I've had that experience at KMIV. I was a student on solo at the time and didn't know what authority they had.

It's important to remember that an FSS is NOT part of ATC and they have *no* authority, and NOBODY is required to be talking to them. It is all too tempting to become complacent and expect that everyone is talking to them and let your scan falter. Naturally this shouldn't happen even in truly towered airspace, but it's even more important in a place like MIV, because at least in towered airspace everyone SHOULD be talking to tower. (Not that everyone does - what was the recent story about a bozo landing at a D airport w/o ever talking to tower?)
 
Those who've been around a while will recall that prior to the consolidation of the FSS system in the late 80's, all FSS's provided Airport Advisory Service. Those located at towered airports would assume that service when the tower closed. At uncontrolled fields, FSS service would be whatever hours the station was open (not always 24 hours).

The larger AFSS's (A for Automated) that replaced the smaller FSS's generally did not provide advisory service. Even though there was an FSS on the field, pilots would self-announce on CTAF, and receive no response from the station. Millville was a notable exception, because the station chief was convinced of the value of advisory service.

In many ways the service is helpful, in that you can get at least some information about the airport and the participating traffic. However, the problem at Millville is that they spend so much time on the frequency repeating the observations and local notams, that there is little time for traffic reports.
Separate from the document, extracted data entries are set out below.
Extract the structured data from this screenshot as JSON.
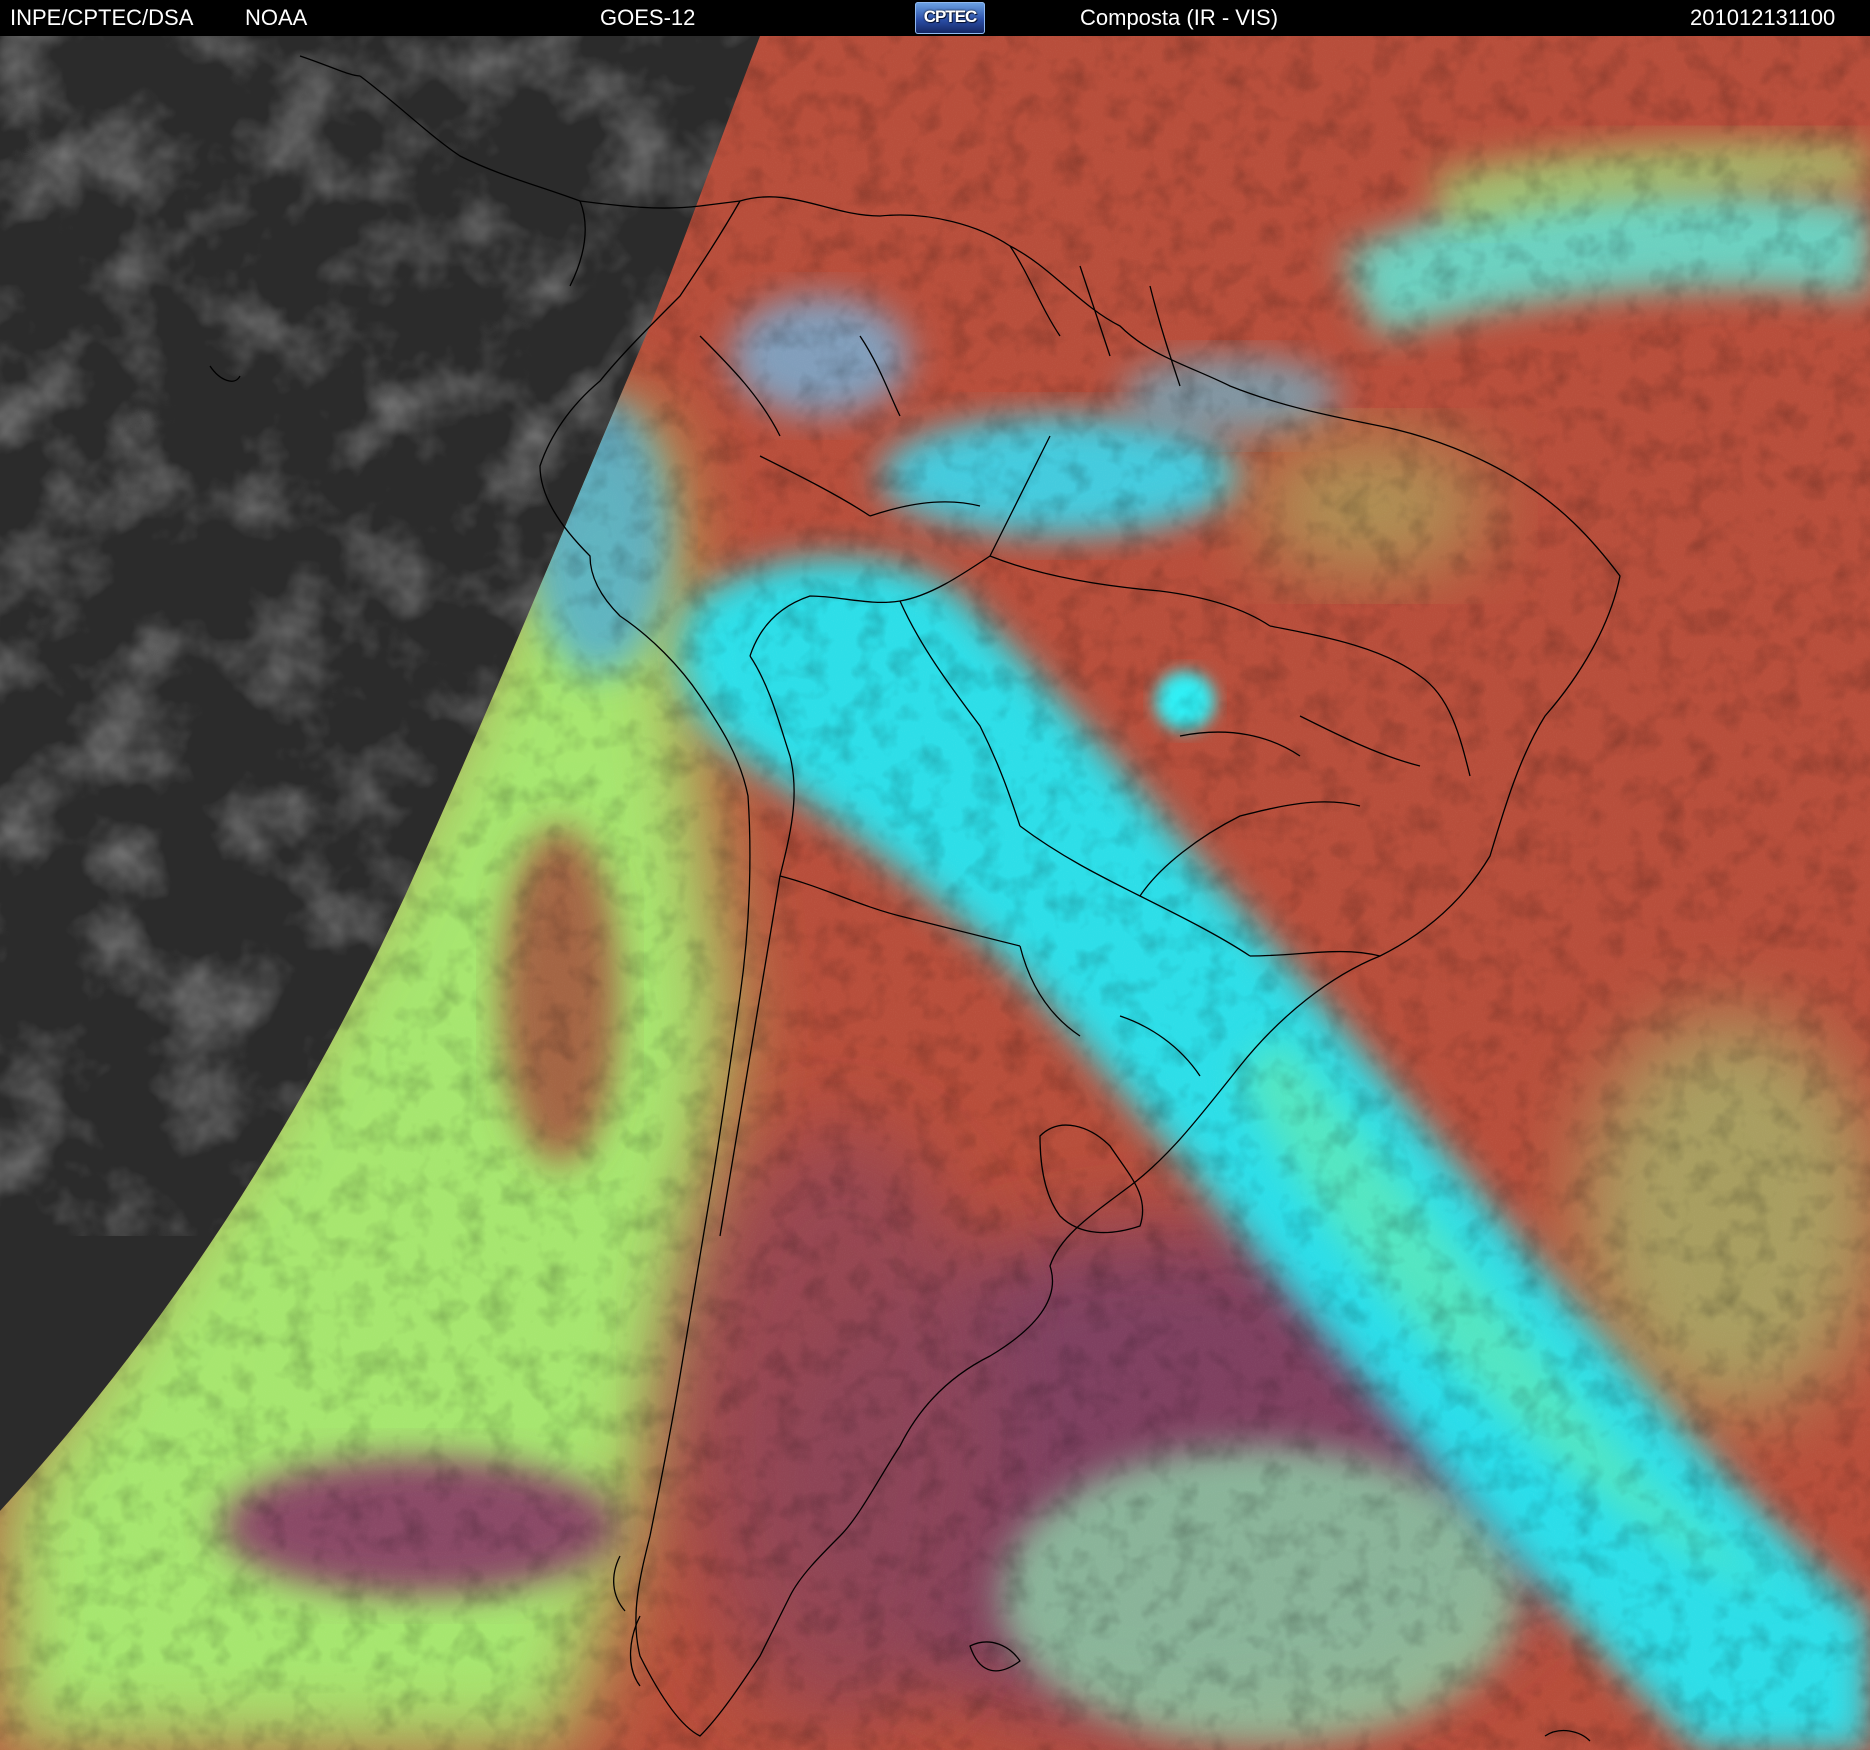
{
  "header": {
    "organization": "INPE/CPTEC/DSA",
    "agency": "NOAA",
    "satellite": "GOES-12",
    "logo_text": "CPTEC",
    "product": "Composta (IR - VIS)",
    "timestamp": "201012131100"
  },
  "colors": {
    "night_gray": "#2b2b2b",
    "land_red": "#b24a3c",
    "ocean_red": "#b84e3b",
    "cloud_cyan": "#27e6f2",
    "low_cloud_green": "#a6ef72",
    "deep_purple": "#7d3f62",
    "border_line": "#000000"
  }
}
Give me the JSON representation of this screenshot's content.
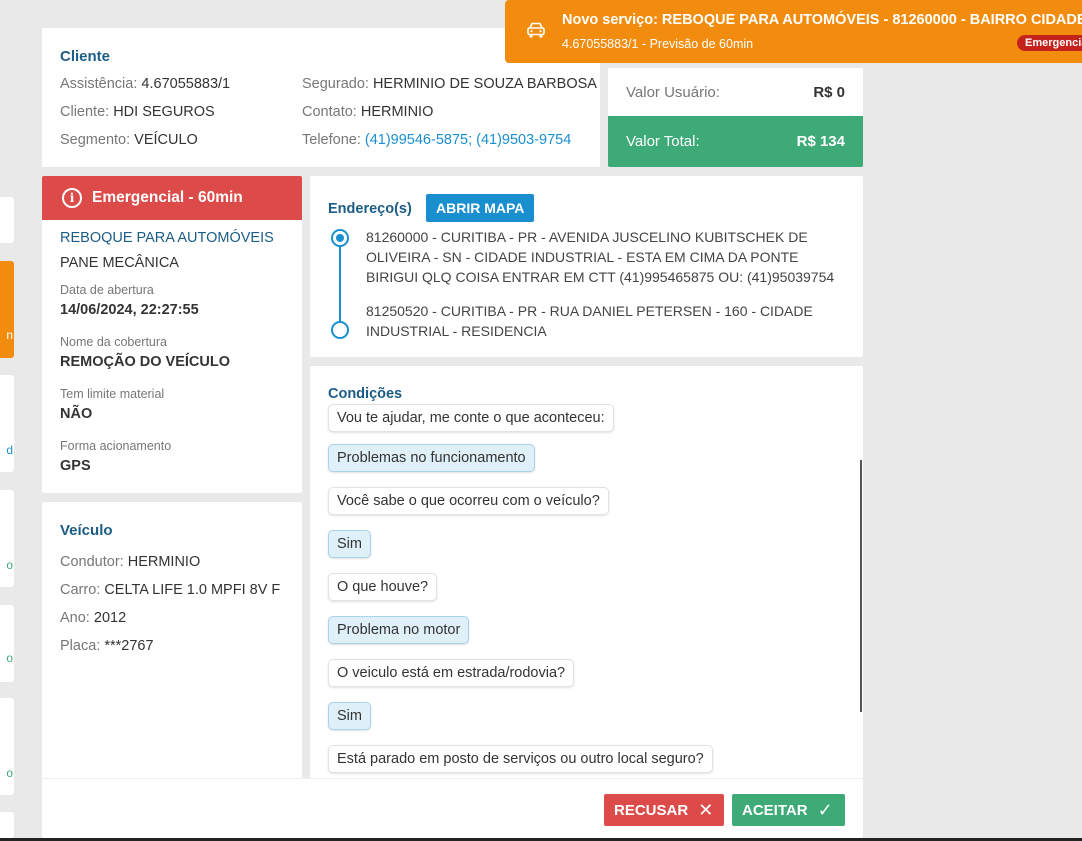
{
  "notification": {
    "title": "Novo serviço: REBOQUE PARA AUTOMÓVEIS - 81260000 - BAIRRO CIDADE IND",
    "subtitle": "4.67055883/1 - Previsão de 60min",
    "badge": "Emergencia",
    "icon": "car-icon",
    "color": "#f28c0f"
  },
  "left_stubs": {
    "stub2_text": "n",
    "stub3_text": "d",
    "stub4_text": "o",
    "stub5_text": "o",
    "stub6_text": "o"
  },
  "cliente": {
    "title": "Cliente",
    "assistencia_label": "Assistência:",
    "assistencia": "4.67055883/1",
    "cliente_label": "Cliente:",
    "cliente": "HDI SEGUROS",
    "segmento_label": "Segmento:",
    "segmento": "VEÍCULO",
    "segurado_label": "Segurado:",
    "segurado": "HERMINIO DE SOUZA BARBOSA",
    "contato_label": "Contato:",
    "contato": "HERMINIO",
    "telefone_label": "Telefone:",
    "telefone": "(41)99546-5875; (41)9503-9754"
  },
  "valores": {
    "usuario_label": "Valor Usuário:",
    "usuario": "R$ 0",
    "total_label": "Valor Total:",
    "total": "R$ 134",
    "total_color": "#3daa77"
  },
  "servico": {
    "header": "Emergencial - 60min",
    "header_color": "#dc4b49",
    "tipo": "REBOQUE PARA AUTOMÓVEIS",
    "motivo": "PANE MECÂNICA",
    "data_label": "Data de abertura",
    "data": "14/06/2024, 22:27:55",
    "cobertura_label": "Nome da cobertura",
    "cobertura": "REMOÇÃO DO VEÍCULO",
    "limite_label": "Tem limite material",
    "limite": "NÃO",
    "forma_label": "Forma acionamento",
    "forma": "GPS"
  },
  "veiculo": {
    "title": "Veículo",
    "condutor_label": "Condutor:",
    "condutor": "HERMINIO",
    "carro_label": "Carro:",
    "carro": "CELTA LIFE 1.0 MPFI 8V F",
    "ano_label": "Ano:",
    "ano": "2012",
    "placa_label": "Placa:",
    "placa": "***2767"
  },
  "endereco": {
    "title": "Endereço(s)",
    "map_button": "ABRIR MAPA",
    "origem": "81260000 - CURITIBA - PR - AVENIDA JUSCELINO KUBITSCHEK DE OLIVEIRA - SN - CIDADE INDUSTRIAL - ESTA EM CIMA DA PONTE BIRIGUI QLQ COISA ENTRAR EM CTT (41)995465875 OU: (41)95039754",
    "destino": "81250520 - CURITIBA - PR - RUA DANIEL PETERSEN - 160 - CIDADE INDUSTRIAL - RESIDENCIA"
  },
  "condicoes": {
    "title": "Condições",
    "messages": [
      {
        "text": "Vou te ajudar, me conte o que aconteceu:",
        "from": "bot"
      },
      {
        "text": "Problemas no funcionamento",
        "from": "user"
      },
      {
        "text": "Você sabe o que ocorreu com o veículo?",
        "from": "bot"
      },
      {
        "text": "Sim",
        "from": "user"
      },
      {
        "text": "O que houve?",
        "from": "bot"
      },
      {
        "text": "Problema no motor",
        "from": "user"
      },
      {
        "text": "O veiculo está em estrada/rodovia?",
        "from": "bot"
      },
      {
        "text": "Sim",
        "from": "user"
      },
      {
        "text": "Está parado em posto de serviços ou outro local seguro?",
        "from": "bot"
      }
    ]
  },
  "footer": {
    "recusar": "RECUSAR",
    "aceitar": "ACEITAR"
  }
}
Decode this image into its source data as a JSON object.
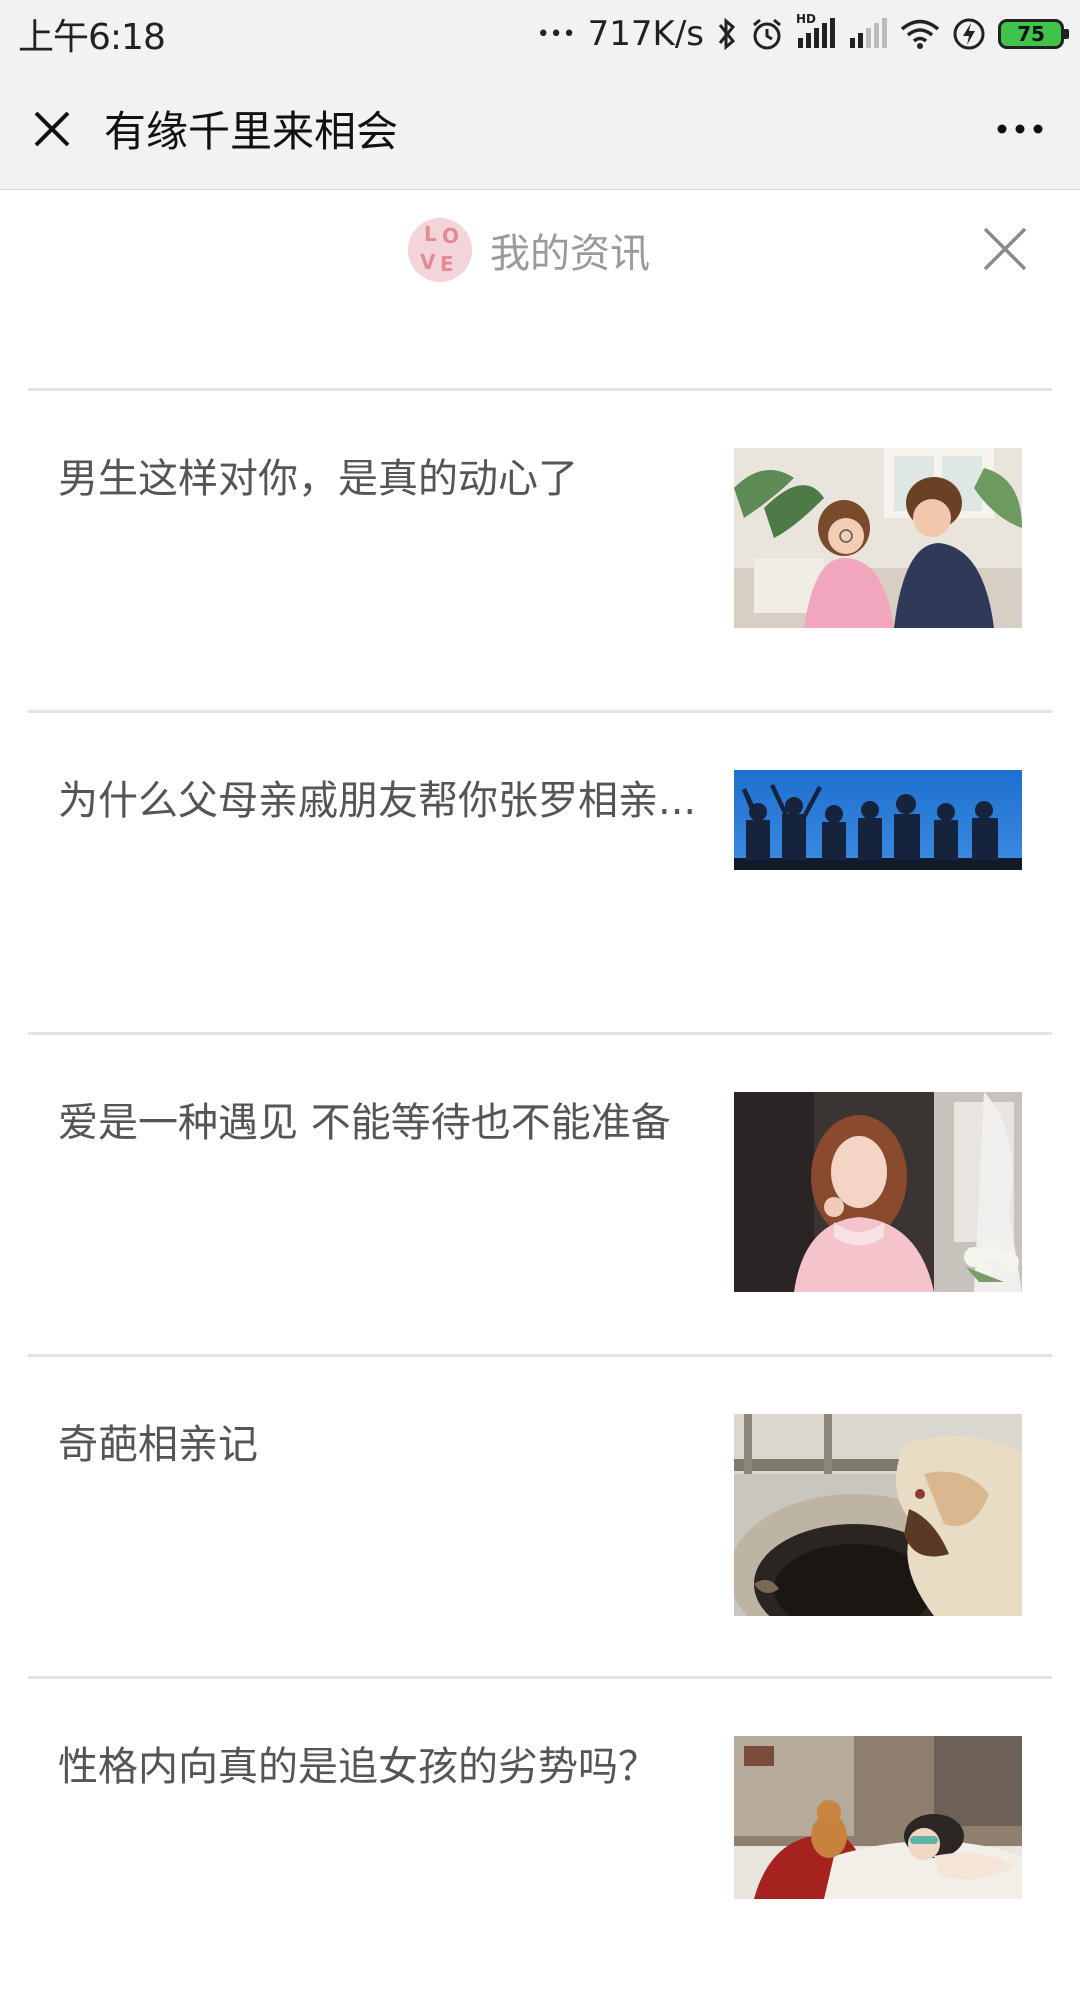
{
  "status_bar": {
    "time": "上午6:18",
    "dots": "•••",
    "net_speed": "717K/s",
    "signal_label": "HD",
    "battery_level": "75"
  },
  "title_bar": {
    "title": "有缘千里来相会",
    "close_icon": "close-icon",
    "more_icon": "more-icon"
  },
  "sub_header": {
    "title": "我的资讯",
    "logo_letters": [
      "L",
      "O",
      "V",
      "E"
    ]
  },
  "articles": [
    {
      "title": "男生这样对你，是真的动心了"
    },
    {
      "title": "为什么父母亲戚朋友帮你张罗相亲..."
    },
    {
      "title": "爱是一种遇见 不能等待也不能准备"
    },
    {
      "title": "奇葩相亲记"
    },
    {
      "title": "性格内向真的是追女孩的劣势吗？"
    }
  ],
  "colors": {
    "bar_background": "#f2f2f2",
    "divider": "#e4e4e4",
    "article_text": "#555555",
    "battery_green": "#3fc34a"
  }
}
Suggestions: listen as you approach an airport with AAS. If you hear him read the weather to another aircraft, on your call-up, say that you have the weather. Report your position as you normally would at an uncontrolled field, frequency-congestion permitting.

Does MIV still insist on asking you to "report airborne?" I was unsuccessful in convincing them that this call was not made at any other airport, that we generally announce taking the runway for departure. The preferred technique gives someone a chance to say, "Wait, I'm still on the runway," or the like, whereas calling once airborne doesn't really help anyone. I always announced the way the AIM said to do it, even at Millville.

Jon
 
4CornerFlyer said:
Does MIV still insist on asking you to "report airborne?" I was unsuccessful in convincing them that this call was not made at any other airport, that we generally announce taking the runway for departure. The preferred technique gives someone a chance to say, "Wait, I'm still on the runway," or the like, whereas calling once airborne doesn't really help anyone. I always announced the way the AIM said to do it, even at Millville.

Jon
MIV asked me to report airborne last time I was there.
 
FSS airport advisory service once served a useful purpose, but IME no longer provides any benefit beyond the regular FSS radio duties (providing wx, opening/closing flight plans etc).